安全だよ、と子供に伝えられないのに、周りを気にして戻ってくるとしたら、その子供の心は抑えつけられ、親を含めた周りを、信頼できる土台ができません。私にしたら、もっと個人として、一母親として、自分で考え、行動してほしい。その行動が、自分と違っても構わない。当人がじっくり考えたことなら。違って良いんです。最終的な判断は、個人ですること、家庭で決めることです。その判断に疑問があったとしても、自分とは違うなと思ったとしても、私は自信をある程度持っていないで、子供を引っ張っていけない。
 だからこそ、違う判断をする人を責めてはいけない。ここは安心だから、いつでも戻っておいでと、温かく明るく迎えたい。その時期が様々であって構わないと思います。
 夫が戻ってから、しばらくして私と息子も帰りました。息子は、夫が帰ってから、毎晩電話で「僕はお父さんのことが大好きだよ。」と、伝えていました。夫や私が言わせたりしたことではなく、息子が「僕、父さんと会えない間、毎日言うって決めたんだ。」と言って、電話した時には、忘れずに毎回伝えていました。おじいちゃんおばあちゃんに遊んでもらえたり、私の友人に遊んでもらったりすることは、とても楽しかったみたいだけだけど、やっぱり、日常に戻りたい、お父さんに会いたい、という気持ちは毎日持ち続けていたようで、毎晩、布団に入ると、「早く帰ってお父さんに会いたい」と話していました。
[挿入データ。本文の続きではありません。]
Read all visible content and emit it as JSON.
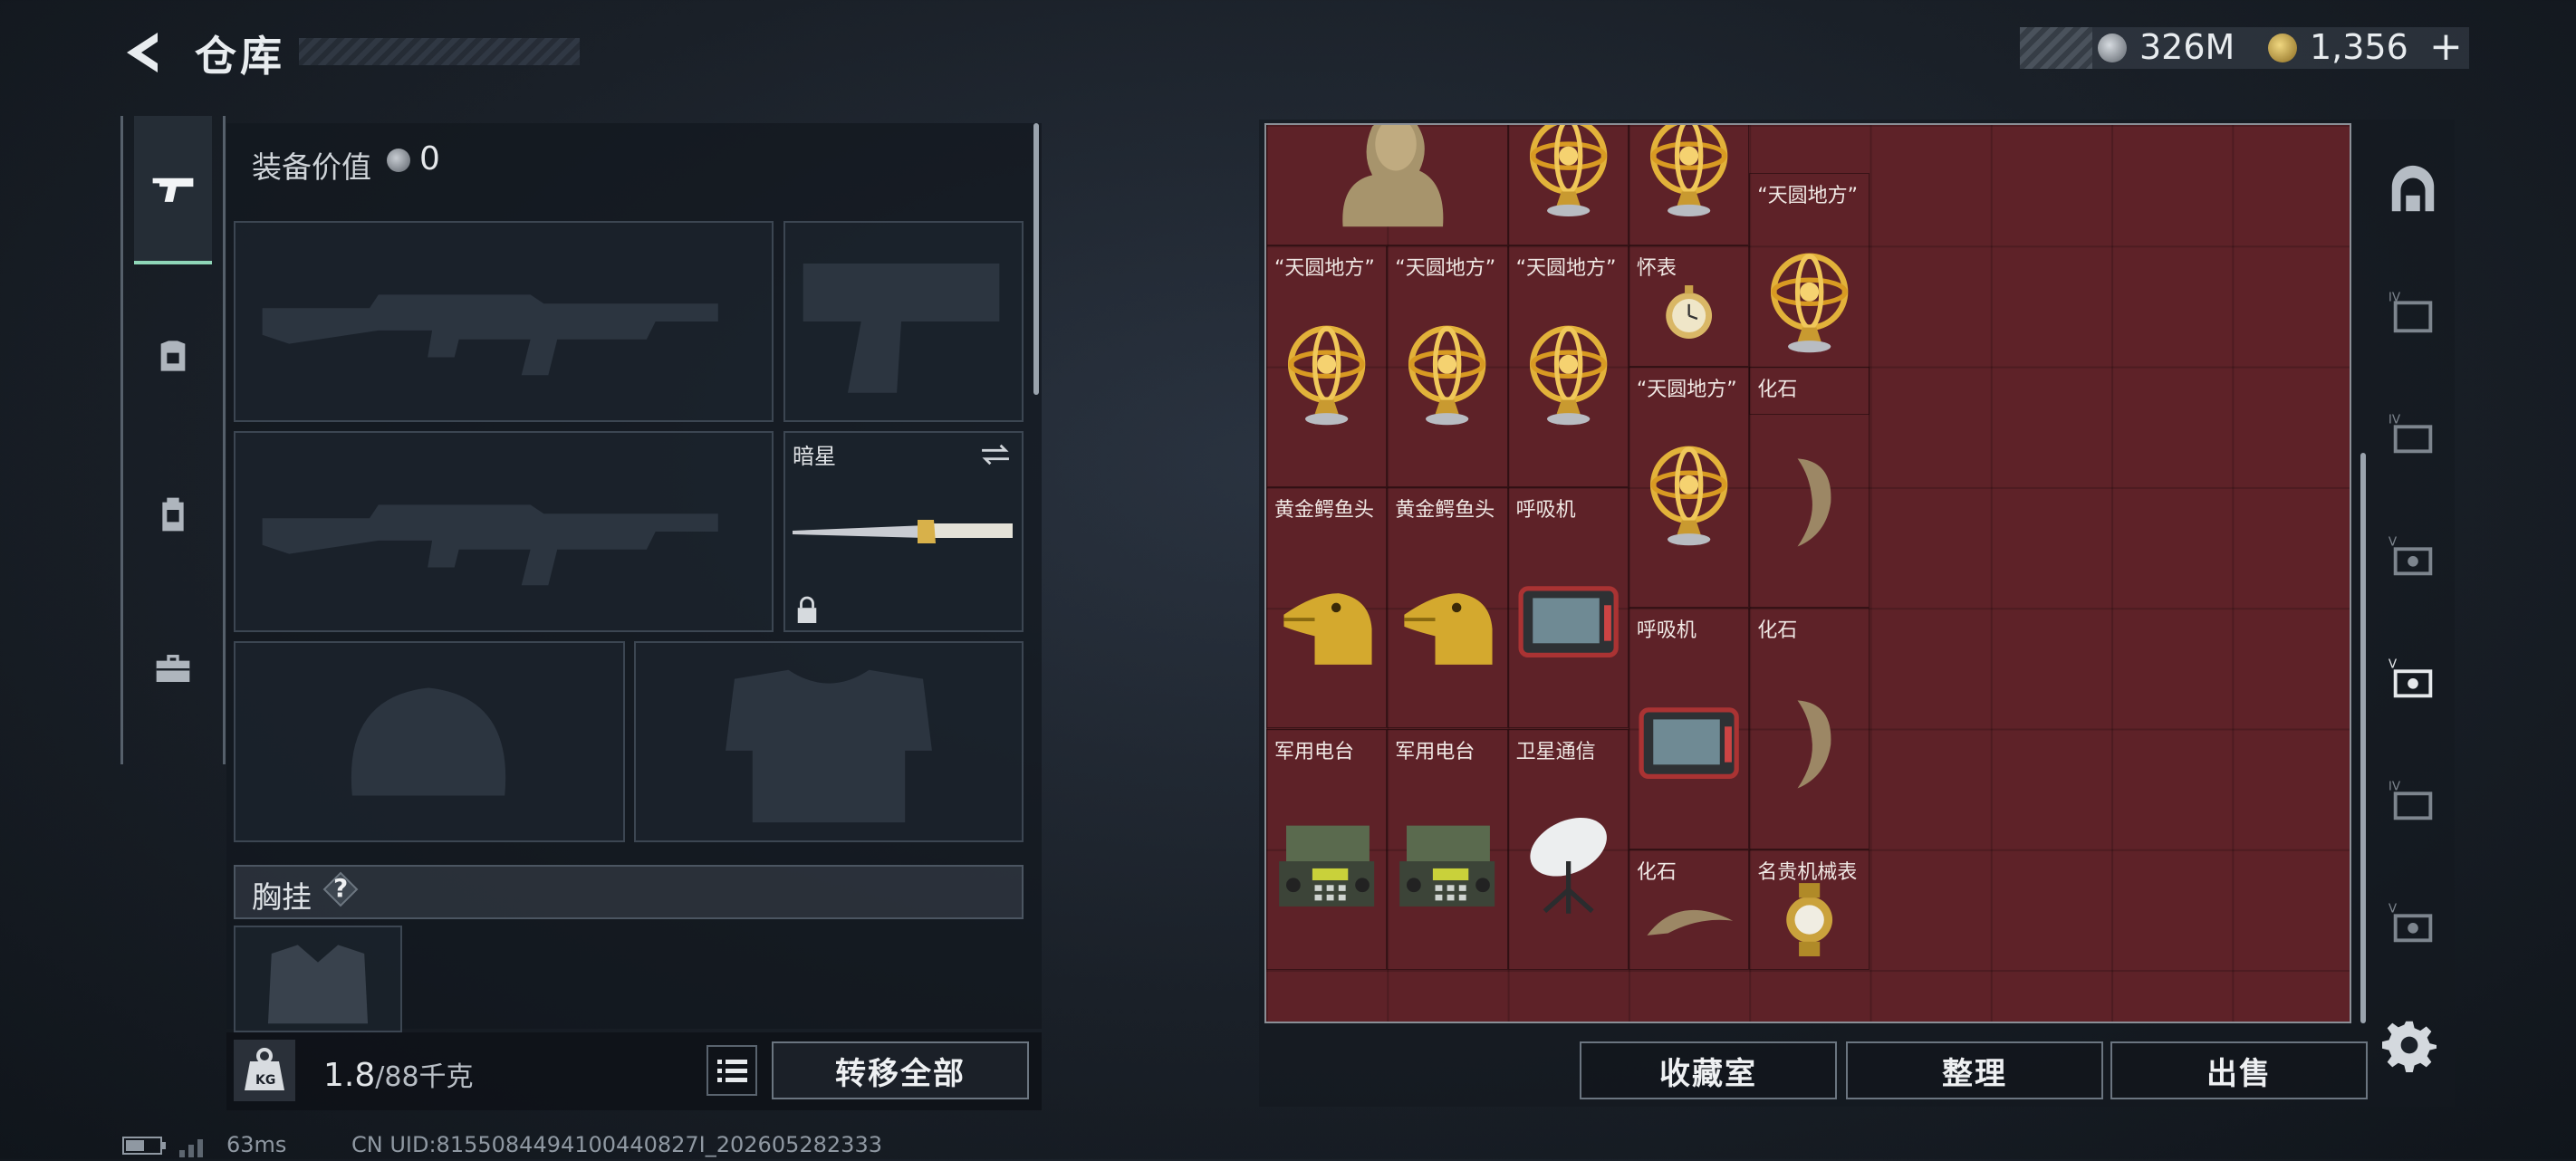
{
  "header": {
    "title": "仓库",
    "currency_silver": "326M",
    "currency_gold": "1,356",
    "add_symbol": "+"
  },
  "equipment": {
    "value_label": "装备价值",
    "value": "0",
    "knife_name": "暗星",
    "chest_label": "胸挂",
    "help_symbol": "?",
    "weight_current": "1.8",
    "weight_max": "/88千克",
    "transfer_all": "转移全部"
  },
  "status": {
    "ping": "63ms",
    "uid": "CN UID:8155084494100440827I_202605282333"
  },
  "stash": {
    "items": [
      {
        "name": "",
        "kind": "bust"
      },
      {
        "name": "",
        "kind": "armillary"
      },
      {
        "name": "",
        "kind": "armillary"
      },
      {
        "name": "“天圆地方”",
        "kind": "armillary"
      },
      {
        "name": "“天圆地方”",
        "kind": "armillary"
      },
      {
        "name": "“天圆地方”",
        "kind": "armillary"
      },
      {
        "name": "“天圆地方”",
        "kind": "armillary"
      },
      {
        "name": "怀表",
        "kind": "pocketwatch"
      },
      {
        "name": "“天圆地方”",
        "kind": "armillary"
      },
      {
        "name": "化石",
        "kind": "claw"
      },
      {
        "name": "黄金鳄鱼头",
        "kind": "croc"
      },
      {
        "name": "黄金鳄鱼头",
        "kind": "croc"
      },
      {
        "name": "呼吸机",
        "kind": "ventilator"
      },
      {
        "name": "呼吸机",
        "kind": "ventilator"
      },
      {
        "name": "化石",
        "kind": "claw"
      },
      {
        "name": "军用电台",
        "kind": "radio"
      },
      {
        "name": "军用电台",
        "kind": "radio"
      },
      {
        "name": "卫星通信",
        "kind": "satellite"
      },
      {
        "name": "化石",
        "kind": "claw-flat"
      },
      {
        "name": "名贵机械表",
        "kind": "watch"
      }
    ],
    "buttons": {
      "collection": "收藏室",
      "organize": "整理",
      "sell": "出售"
    }
  },
  "colors": {
    "stash_bg": "#5e2228",
    "accent": "#8fd6b8",
    "panel": "#12171e"
  }
}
 だから、久しぶりに会えたら、嬉しくて全身で喜びを表すかなと思ったけど、そこは男の子なんでしょうか、ニヤリと照れ笑いしただけでした。でも、嬉しいのは間違いないみたいで、しばらくひっついて「お父さん、お父さん!」と連呼して喋っていました。
 住んでいる所に戻ってきてからは、発つ前よりも、ガソリンスタンドは開いていて車も行列が少なかったし、発つ前よりも、開いているレストランも増えていました。人々も「我慢」という顔ではなく、少し落ち着いた表情でした。まだ、原発は時間がかかりそうで、不安も大きいけれど、関西戻って心が元気になったので、またしばらく、丈夫な気持ちでいられそうな気がします。今度、不安になったら、また関西に戻れば良いと思いました。
 いつも、夫の実家も私の実家も遠いことを嘆いていました。でも今回、本当に実家が遠いありがたさ、そして、友達たちのありがたさを思い知りました。
 「関西にいるんだね、安心しました」と書いてくれた札幌に住んでいた時の友人、早めに戻った私の様子を知って、「私も早く帰りたくなってきた、会いたい」と言ってくれた友人、「心配もあるけど、アナタらしい意志を持って会津に戻るのだから納得しているよ」と書いてくれた関西の友人、本気で心配してくれた皆の一言一言、皆の温かい気持ちを、私はこれからもずっと覚えていると思います。
 私が、身体も心も元気を回復したのは、周りのお陰であると、実感しました。子供を支えようと思えるのも、そうです。一番身近にいる夫に始まり、どんな判断をしても受け入れてくれる両親、心配してくれていた兄、関西の友人たち、札幌の友人たち、他の地方に住む友人たち、皆のメールや励ましがあって、ようやく子供一人を支えられる、という頼りなさ。でも、弱気になっている時、人って、こんな程度だと思いました。子供に笑顔でいられるのも、皆に支えられているからだとしみじみありがたく思いました。